De acordo com o boletim de ocorrência, a ambulância em que estavam a mãe e o bebê foi atingida pelo carro. Com o impacto, os dois foram arremessados para fora do veículo. O motorista do carro, que não apresentava sinais de embriaguez, disse à polícia que não conseguiu frear a tempo de evitar a colisão.
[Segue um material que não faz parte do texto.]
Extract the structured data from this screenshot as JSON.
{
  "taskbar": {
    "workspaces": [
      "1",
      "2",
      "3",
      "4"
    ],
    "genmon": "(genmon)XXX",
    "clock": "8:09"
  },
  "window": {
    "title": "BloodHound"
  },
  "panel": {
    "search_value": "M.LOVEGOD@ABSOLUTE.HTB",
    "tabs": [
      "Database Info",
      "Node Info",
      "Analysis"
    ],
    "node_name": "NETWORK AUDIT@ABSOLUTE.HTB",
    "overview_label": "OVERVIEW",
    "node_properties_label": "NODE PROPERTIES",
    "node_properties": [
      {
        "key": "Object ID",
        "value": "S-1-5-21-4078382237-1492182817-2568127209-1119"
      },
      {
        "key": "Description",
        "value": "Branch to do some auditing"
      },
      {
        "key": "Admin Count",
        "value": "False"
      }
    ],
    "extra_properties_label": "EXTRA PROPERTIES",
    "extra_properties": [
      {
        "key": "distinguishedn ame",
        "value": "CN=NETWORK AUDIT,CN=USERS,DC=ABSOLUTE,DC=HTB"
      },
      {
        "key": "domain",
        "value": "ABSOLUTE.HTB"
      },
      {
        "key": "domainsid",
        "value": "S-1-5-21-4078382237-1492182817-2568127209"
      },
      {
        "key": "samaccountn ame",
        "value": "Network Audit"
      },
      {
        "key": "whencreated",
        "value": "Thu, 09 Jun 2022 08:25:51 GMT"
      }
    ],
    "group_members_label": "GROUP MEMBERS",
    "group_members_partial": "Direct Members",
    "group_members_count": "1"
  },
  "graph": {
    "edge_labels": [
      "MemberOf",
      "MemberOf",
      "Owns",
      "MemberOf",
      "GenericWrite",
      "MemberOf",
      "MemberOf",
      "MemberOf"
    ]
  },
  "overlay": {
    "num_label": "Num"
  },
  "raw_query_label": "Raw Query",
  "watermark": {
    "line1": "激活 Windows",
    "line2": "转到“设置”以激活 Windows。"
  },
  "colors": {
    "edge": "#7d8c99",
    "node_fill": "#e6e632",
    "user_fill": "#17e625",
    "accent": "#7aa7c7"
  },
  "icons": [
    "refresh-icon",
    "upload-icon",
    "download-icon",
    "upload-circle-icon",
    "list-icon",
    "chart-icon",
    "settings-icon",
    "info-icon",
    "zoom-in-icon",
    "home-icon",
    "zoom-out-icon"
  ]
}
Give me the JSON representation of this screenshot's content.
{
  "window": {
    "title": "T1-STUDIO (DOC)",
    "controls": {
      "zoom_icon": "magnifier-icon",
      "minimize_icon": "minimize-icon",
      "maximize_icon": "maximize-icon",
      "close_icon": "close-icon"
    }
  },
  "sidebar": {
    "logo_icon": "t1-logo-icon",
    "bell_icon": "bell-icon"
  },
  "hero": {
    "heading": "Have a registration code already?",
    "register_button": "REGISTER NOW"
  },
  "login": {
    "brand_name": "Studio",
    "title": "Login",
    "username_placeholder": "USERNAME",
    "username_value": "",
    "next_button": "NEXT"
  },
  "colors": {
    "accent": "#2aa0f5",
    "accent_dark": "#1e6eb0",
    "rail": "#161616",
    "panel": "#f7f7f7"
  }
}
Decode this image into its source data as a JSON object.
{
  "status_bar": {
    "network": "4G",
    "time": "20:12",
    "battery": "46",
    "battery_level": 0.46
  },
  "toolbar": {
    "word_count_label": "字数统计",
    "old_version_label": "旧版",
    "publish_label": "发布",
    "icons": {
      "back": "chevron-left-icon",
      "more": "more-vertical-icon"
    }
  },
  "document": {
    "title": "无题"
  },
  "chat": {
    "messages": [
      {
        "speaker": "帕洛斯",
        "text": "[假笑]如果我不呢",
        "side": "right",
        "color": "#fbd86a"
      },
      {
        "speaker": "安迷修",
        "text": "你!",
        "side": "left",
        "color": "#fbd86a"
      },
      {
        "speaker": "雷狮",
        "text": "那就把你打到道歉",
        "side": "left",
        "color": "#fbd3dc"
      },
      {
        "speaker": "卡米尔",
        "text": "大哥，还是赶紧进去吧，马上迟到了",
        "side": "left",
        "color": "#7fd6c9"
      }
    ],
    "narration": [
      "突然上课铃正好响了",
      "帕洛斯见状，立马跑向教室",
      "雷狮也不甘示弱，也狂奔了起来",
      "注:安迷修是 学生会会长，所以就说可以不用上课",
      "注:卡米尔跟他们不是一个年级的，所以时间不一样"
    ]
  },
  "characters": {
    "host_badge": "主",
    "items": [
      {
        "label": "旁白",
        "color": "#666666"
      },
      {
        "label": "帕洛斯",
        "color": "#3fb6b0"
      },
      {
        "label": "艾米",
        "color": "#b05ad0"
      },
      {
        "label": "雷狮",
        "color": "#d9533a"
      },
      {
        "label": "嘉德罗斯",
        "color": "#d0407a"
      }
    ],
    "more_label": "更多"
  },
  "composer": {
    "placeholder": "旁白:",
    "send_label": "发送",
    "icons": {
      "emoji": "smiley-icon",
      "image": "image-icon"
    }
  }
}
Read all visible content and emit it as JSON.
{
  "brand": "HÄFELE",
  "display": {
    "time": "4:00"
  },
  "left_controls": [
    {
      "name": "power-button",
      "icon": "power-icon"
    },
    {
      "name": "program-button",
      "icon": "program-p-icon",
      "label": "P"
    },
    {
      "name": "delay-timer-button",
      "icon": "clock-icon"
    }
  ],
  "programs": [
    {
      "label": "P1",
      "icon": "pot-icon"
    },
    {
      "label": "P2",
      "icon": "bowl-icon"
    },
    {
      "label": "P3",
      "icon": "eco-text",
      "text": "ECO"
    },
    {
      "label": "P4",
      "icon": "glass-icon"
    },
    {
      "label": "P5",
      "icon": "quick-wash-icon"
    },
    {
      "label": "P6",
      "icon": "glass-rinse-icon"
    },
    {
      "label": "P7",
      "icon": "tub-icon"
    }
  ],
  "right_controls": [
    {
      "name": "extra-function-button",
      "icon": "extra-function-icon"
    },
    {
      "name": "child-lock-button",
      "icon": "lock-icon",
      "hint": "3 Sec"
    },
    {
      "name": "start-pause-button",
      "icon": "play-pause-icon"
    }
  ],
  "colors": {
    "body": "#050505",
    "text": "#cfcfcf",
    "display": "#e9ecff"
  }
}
Miguel Costa Silva e a mãe dele, de 33 anos, foram socorridos pelo Serviço de Atendimento Móvel de Urgência (Samu) e levados ao Hospital de Base. A mulher foi levada inconsciente com vários cortes na cabeça e hematomas, e ficou internada até a quinta-feira (21). A morte do bebê foi constatada pela equipe médica. Miguel era o caçula de três filhos.
Em entrevista ao g1, o pai da criança, o operador de máquina Lucas Costa da Silva, 34 anos, disse que o filho fazia tratamento desde o nascimento no Hospital da Criança e Maternidade (HCM), onde era aplicada a medicação que usava devido a um problema raro de saúde.

Por isso, a família utilizava todas as sextas-feiras o transporte da Central de Remoções para ir até o hospital, já que Miguel dependia de aparelhos e da traqueostomia para respirar. Diante disso, o pai questionou as condições de segurança para o transporte das crianças dentro da ambulância.